In proposito ci piace ricordare che un simile esperimento, senza l’ausilio di strumenti scientifici di controllo, era stato condotto circa un secolo fa da un gentiluomo proveniente da una nobile famiglia di origine fiorentina e senese, proprietario di una bottiglieria (così si definivano a quel tempo le enoteche) che poteva vantare i migliori vini italiani di quel tempo: offrendo lo stesso vino a due prezzi diversi, aveva invariabilmente un maggiore apprezzamento per l’assaggio al costo maggiore e la richiesta di forniture di quel tipo; il gentiluomo puntualmente rivelava che si trattava dello stesso vino, ma l’assaggiatore acquirente, nella massima parte dei casi, difendeva la propria scelta ed insisteva per l’acquisto al costo maggiore, spesso sostenendo di aver rilevato, da esperto, una differenza che forse era sfuggita al “meno esercitato” interlocutore. Talvolta, alcuni adombravano il sospetto che il nobile dicesse trattarsi dello stesso vino, perché di quello meno buono a minor costo ne aveva molto e di quello migliore ne aveva così poco da volerlo tenere per sé.

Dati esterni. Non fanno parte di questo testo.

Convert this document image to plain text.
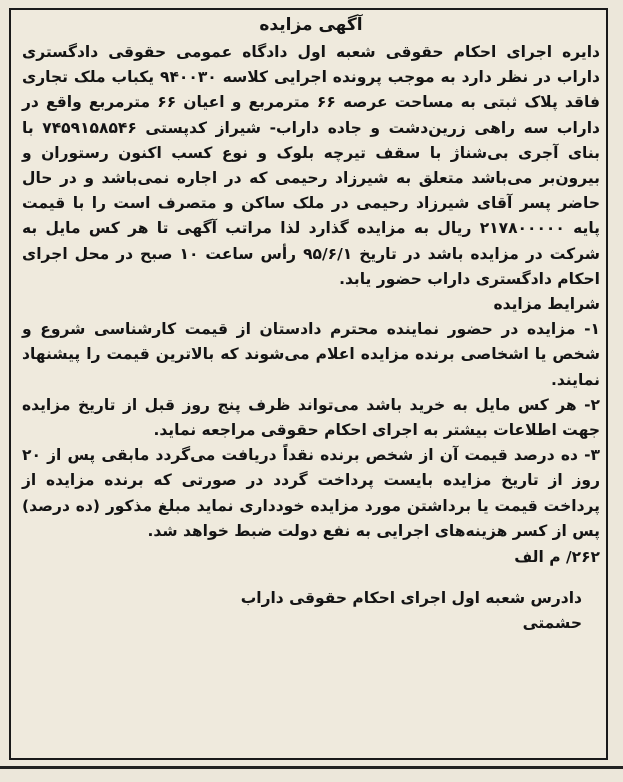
آگهی مزایده

دایره اجرای احکام حقوقی شعبه اول دادگاه عمومی حقوقی دادگستری داراب در نظر دارد به موجب پرونده اجرایی کلاسه ۹۴۰۰۳۰ یکباب ملک تجاری فاقد پلاک ثبتی به مساحت عرصه ۶۶ مترمربع و اعیان ۶۶ مترمربع واقع در داراب سه راهی زرین‌دشت و جاده داراب- شیراز کدپستی ۷۴۵۹۱۵۸۵۴۶ با بنای آجری بی‌شناژ با سقف تیرچه بلوک و نوع کسب اکنون رستوران و بیرون‌بر می‌باشد متعلق به شیرزاد رحیمی که در اجاره نمی‌باشد و در حال حاضر پسر آقای شیرزاد رحیمی در ملک ساکن و متصرف است را با قیمت پایه ۲۱۷۸۰۰۰۰۰ ریال به مزایده گذارد لذا مراتب آگهی تا هر کس مایل به شرکت در مزایده باشد در تاریخ ۹۵/۶/۱ رأس ساعت ۱۰ صبح در محل اجرای احکام دادگستری داراب حضور یابد.

شرایط مزایده

۱- مزایده در حضور نماینده محترم دادستان از قیمت کارشناسی شروع و شخص یا اشخاصی برنده مزایده اعلام می‌شوند که بالاترین قیمت را پیشنهاد نمایند.

۲- هر کس مایل به خرید باشد می‌تواند ظرف پنج روز قبل از تاریخ مزایده جهت اطلاعات بیشتر به اجرای احکام حقوقی مراجعه نماید.

۳- ده درصد قیمت آن از شخص برنده نقداً دریافت می‌گردد مابقی پس از ۲۰ روز از تاریخ مزایده بایست پرداخت گردد در صورتی که برنده مزایده از پرداخت قیمت یا برداشتن مورد مزایده خودداری نماید مبلغ مذکور (ده درصد) پس از کسر هزینه‌های اجرایی به نفع دولت ضبط خواهد شد.

۲۶۲/ م الف

دادرس شعبه اول اجرای احکام حقوقی داراب

حشمتی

Questo atteggiamento, in una prospettiva psicoanalitica, trovava giustificazione in un meccanismo quale il diniego (rifiuto inconscio di una realtà del mondo esterno) a protezione della propria autostima minacciata dal riconoscimento di un errore di valutazione. Oggi possiamo aggiungere un elemento in più a sostegno di un nostro atteggiamento indulgente nei confronti di costoro: la suggestione data dal prezzo maggiore attiva strutture cerebrali, come la corteccia orbito-frontale mediale, che aggiungono componenti qualitative alla sensazione gustativa. In altre parole, la base biologica di una variante dell’effetto placebo.